Динара Расулева. Травмагочи. shell(f), 2025

Ещё один автофикшн от поэтессы. Динара Расулева какое-то время назад, ещё в довоенные годы, переехала из Казани в Берлин, занялась перфомансами и иными проектами, направленными на создание деколониальных смыслов. В своих текстах она использует не только русский язык, но татарский, английский и немецкий. Автофикшн не стал исключением в плане языка, хотя в этот раз деколониальное не определило содержание высказывания Расулевой. Для авторки скорее было важно найти механизмы формирования идентичности, увидеть их связь с её персональными травмами и ответить на вопросы: почему я такая, почему мне сейчас плохо и как на это влияет прошлое?
Так появляется центральный образ травмагочи Диляры, носящей на себе, в некоей природной сумке, овеществлённые травмы в виде яиц (своего рода икры), от которых нельзя избавиться, более того, их необходимо беречь. “Через бархатную мягкость саксокового пузыря я нащупала самое большое травма-яичко. Оно робко подрагивало, и чем сильнее мои пальцы сдавливали его, тем громче и яростней визжало”.
Однако не стоит ожидать от текста Расулевой надрыва или символической капитализации травм — даже об аборте она пишет, пусть и с оглядкой на Анни Эрно, но довольно легко. Причём аборт этот делает не травмагочи, живущая в дополненном фантастическими деталями Берлине (они исчерпывающе перечислены в аннотации к книге: робото-йога, говорящие пельмени, потусторонний интеллектом и одежда из плачущей человеческой кожи). Аборт — это из настоящей, казанской жизни, в которой нет фантастических приращений — только реальность, пропущенная через призму памяти и отчасти ностальгии, желания вернуть всё, как было. Но самое главное, что появляется в книге, связано не с травмой, а с попыткой прикоснуться к тому, что не хочется отпускать: родители, коты, отношения в семье, неподдельные эмоции: любовь, нежность, вина.

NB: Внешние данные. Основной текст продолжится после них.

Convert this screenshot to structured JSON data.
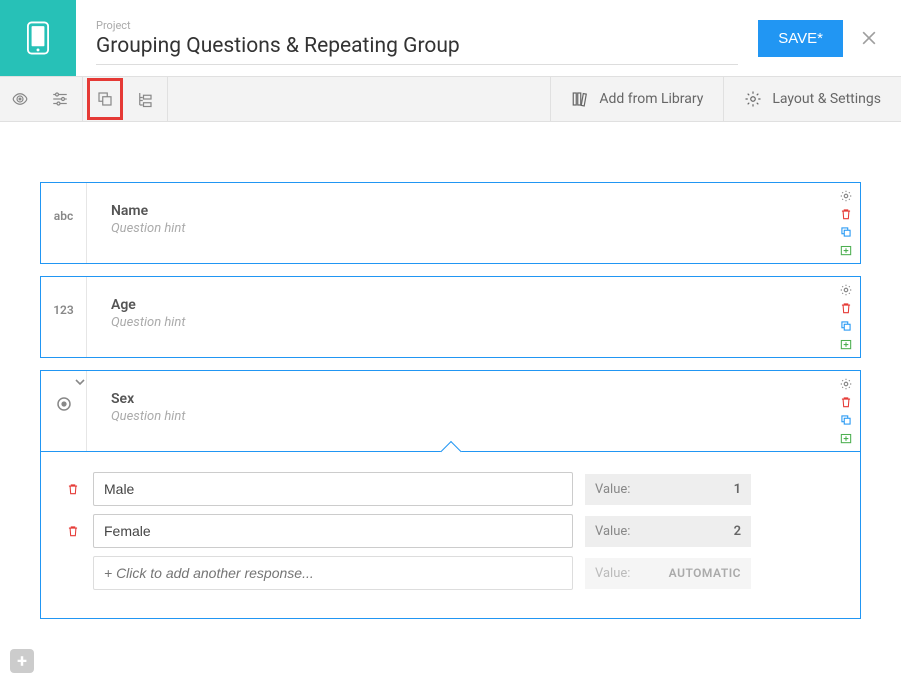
{
  "header": {
    "project_label": "Project",
    "project_title": "Grouping Questions & Repeating Group",
    "save_label": "SAVE*"
  },
  "toolbar": {
    "add_library_label": "Add from Library",
    "layout_settings_label": "Layout & Settings"
  },
  "questions": [
    {
      "type_label": "abc",
      "label": "Name",
      "hint": "Question hint"
    },
    {
      "type_label": "123",
      "label": "Age",
      "hint": "Question hint"
    },
    {
      "type_label": "select",
      "label": "Sex",
      "hint": "Question hint"
    }
  ],
  "options": {
    "value_label": "Value:",
    "rows": [
      {
        "label": "Male",
        "value": "1"
      },
      {
        "label": "Female",
        "value": "2"
      }
    ],
    "add_placeholder": "+ Click to add another response...",
    "auto_value": "AUTOMATIC"
  }
}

Мысль о том, что можно и даже приятно быть средней, посетила меня на чтениях Аллины Арсковой.
Мы сидели в крохотном зале лягушачьего крематория в независимой части Берлина с двумя другими берлинскими поэтками, Улой и Иллой. <…>
Аллина читала про послевоенный Лилинград, мои мысли растекались ручейками, когда вдруг божественный луч озарил тусклость пыльной комнаты, подсветив фразу “и было там множество разных поэтесс”. Фраза неоново замигала посередине зала, и я подумала: ого, так вот и мы тут, множество разных поэтесс, не лучше или хуже, просто разных.

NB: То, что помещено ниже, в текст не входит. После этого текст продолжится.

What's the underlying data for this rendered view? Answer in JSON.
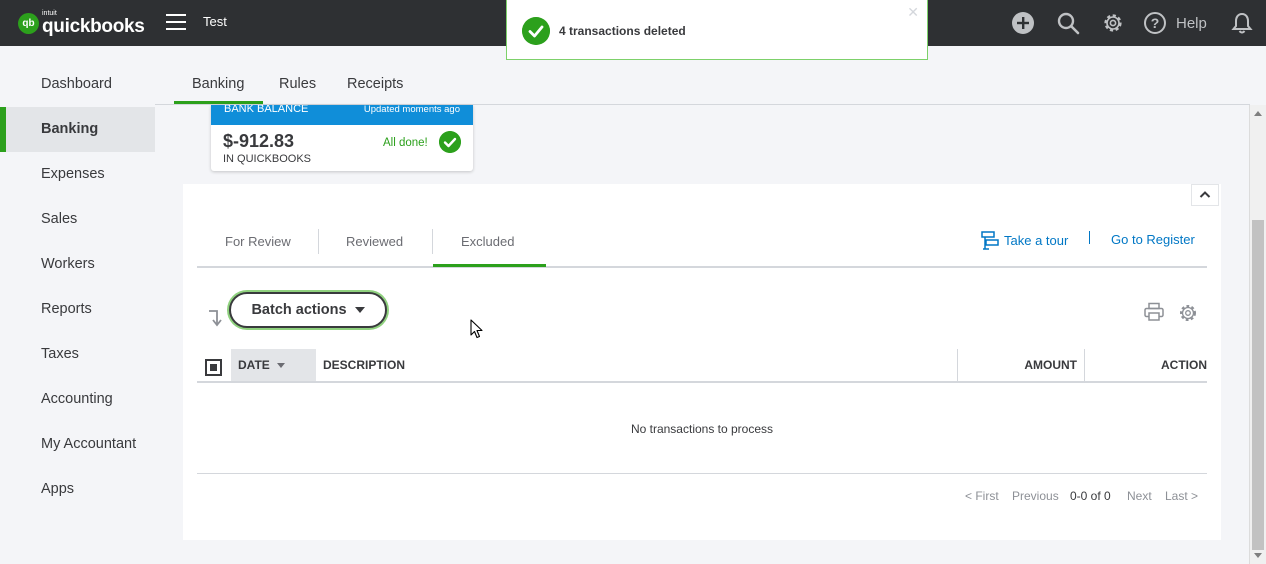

Александр Моцар. На войне выживают только кактусы. Заметки из Бучи. Fresh Verlag, 2024

Книга украинского русскоязычного поэта Александра Моцара вышла в начале 2025 года. Она, с одной стороны, пополнила уже внушительный ряд книг, представляющих свидетельства очевидцев войны с украинской стороны. С другой — представила особый взгляд поэта на реальность, которая расползлась, трансформировалась на глазах: мир обернулся войной, родное место превратилось в поле боя, дом перестал быть тем, что обеспечивает защиту и покой.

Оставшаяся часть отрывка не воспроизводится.